El día después del EI

Antje Naujoks

Después de que musulmanes fundamentalistas proclamaran su califato en el verano de 2014, una coalición internacional inició la lucha contra el Estado Islámico en Siria y en Iraq. Ahora se considera que este califato ha sido desmantelado. Pero, ¿realmente es el final de EI?

A varios especialistas, entretanto, les preocupa la pregunta del día después, del día después del desmantelamiento de lo que en árabe se denomina Daesh, el acrónimo árabe para “Estado Islámico en Iraq y el Levante”. Después de la proclamación del califato en junio 2014 por Abu Bakr al-Baghdadi (sobre cuyo verdadero destino, a pesar de varios anuncios de muerte, no se sabe nada confiable), los combatientes de EI pasaron en una guerra relámpago por el Oriente Medio y pronto controlaban la mitad de Siria y gran parte del Iraq. En enero 2019, de todo el territorio que estos sunitas fundamentalistas en un tiempo habían logrado controlar, solamente quedaba una región de diez kilómetros cuadrados del lado izquierdo del Eufrates. Entretanto continúa la lucha contra el EI: tan solo los EE.UU. en los últimos años han realizado 13 300 ataques aéreos. También la retirada de las tropas estadounidenses de la región está avanzando. Además de eso, el presidente de EE.UU. Trump exige que los Estados occidentales hagan regresar a sus países a sus ciudadanos que están en cárceles iraquíes como combatientes de EI, para así ponerlos ante los tribunales de justicia.

Se cree que desde 2014 alrededor de 40 000 ciudadanos occidentales hayan tomado las armas para el EI. Ahora son cada vez más de los en un tiempo convencidos, que se distancian del EI y buscan el camino de regreso a sus países. Entre ellos también hay mujeres occidentales que ahora ya tienen hijos. Eso pone a occidente ante tareas político-judiciales complicadas que hasta la fecha no fueron solucionadas.

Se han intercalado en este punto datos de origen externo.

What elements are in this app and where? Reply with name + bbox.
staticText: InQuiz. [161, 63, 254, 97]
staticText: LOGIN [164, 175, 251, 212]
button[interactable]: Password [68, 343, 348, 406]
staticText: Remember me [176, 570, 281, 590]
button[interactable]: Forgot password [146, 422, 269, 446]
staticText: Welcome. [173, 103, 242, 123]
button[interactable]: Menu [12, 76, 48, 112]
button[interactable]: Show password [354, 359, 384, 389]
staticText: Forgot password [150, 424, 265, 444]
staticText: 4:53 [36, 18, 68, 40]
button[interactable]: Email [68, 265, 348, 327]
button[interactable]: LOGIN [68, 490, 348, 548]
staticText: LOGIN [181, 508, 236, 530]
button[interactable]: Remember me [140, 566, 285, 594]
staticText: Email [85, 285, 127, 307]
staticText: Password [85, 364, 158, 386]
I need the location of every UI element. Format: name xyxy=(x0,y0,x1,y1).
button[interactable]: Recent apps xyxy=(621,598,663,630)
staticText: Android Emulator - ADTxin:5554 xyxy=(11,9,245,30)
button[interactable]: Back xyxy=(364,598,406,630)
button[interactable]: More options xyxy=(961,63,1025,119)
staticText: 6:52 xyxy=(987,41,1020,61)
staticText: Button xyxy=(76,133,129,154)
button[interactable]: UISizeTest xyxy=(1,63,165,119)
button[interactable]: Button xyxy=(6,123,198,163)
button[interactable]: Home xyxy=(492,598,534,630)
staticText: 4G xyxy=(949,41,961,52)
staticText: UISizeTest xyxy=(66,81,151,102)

Eso, sin embargo, es solo un aspecto del “Día después de Daesh”, ya que se debe partir de la base que también haya personas incorregibles, que siguen aferrándose a la ideología de esta corriente radical-islámica. Recientemente, los servicios de inteligencia israelíes presentaron al Estado Mayor del país, que recién desde hace algunas semanas está a cargo del Teniente General Aviv Kochavi, que se debería partir de la base de que en el mundo entero habría entre 150 000 y 200 000 seguidores de la ideología del EI dispuestos a la violencia. En el Oriente Medio, según se supone, al EI le quedan alrededor de 20 000 seguidores en armas, que a causa de la situación en Siria en su mayoría se encuentran en el Iraq. Los EE.UU. pudieron descubrir, que tan solo en el último medio año de 2018 alrededor de 1000 combatientes de EI han huido de Siria a la parte occidental del Iraq y que se han llevado de contrabando una suma de 200 millones de dólares. Los combatientes de EI presentes en el lugar son una parte del problema, otra parte son personas que dispersos por todo el mundo siguen la ideología de EI.  Aún cuando el territorio físico del EI haya sido desmantelado, la ideología de EI con eso no ha sido quitada del mundo. De Israel llegan advertencias, que la pérdida de territorio estaría motivando nuevamente a estos terroristas.

Ya hace un año y medio atrás se supo, que Israel se ha unido a una coalición que por mucho tiempo fue mantenida en secreto, y que reúne informaciones sobre ciudadanos occidentales en las filas del EI. A esta coalición parecen haberse unido 21 estados, para prepararse para el regreso de sus ciudadanos que están con el EI. Estos combatientes difícilmente pueden desaparecerse en el Oriente Medio a causa de su apariencia. En sus patrias, sin embargo, eso no es un problema para ellos. Allá donde no pueden portar armas abiertamente llegan a ser bombas de tiempo a punto de estallar.

En marzo 2019, jueces belgas certificaron al ciudadano francés Mehdi Nemmouche, de raíces argelinas, un “antisemitismo marcado” y ningún tipo de arrepentimiento por su acción. De 2013 a 2014, él luchó en las filas del EI en Siria. Él fue condenado por el atentado contra el museo judío en Bruselas. Como las cárceles hace mucho se han convertido en un baluarte del islam radical, se puede partir de la base que él en la cárcel no será convencido de algo mejor, a no ser que el mundo haga caso a Israel, y tome medidas que no se limiten a los fallos jurídicos.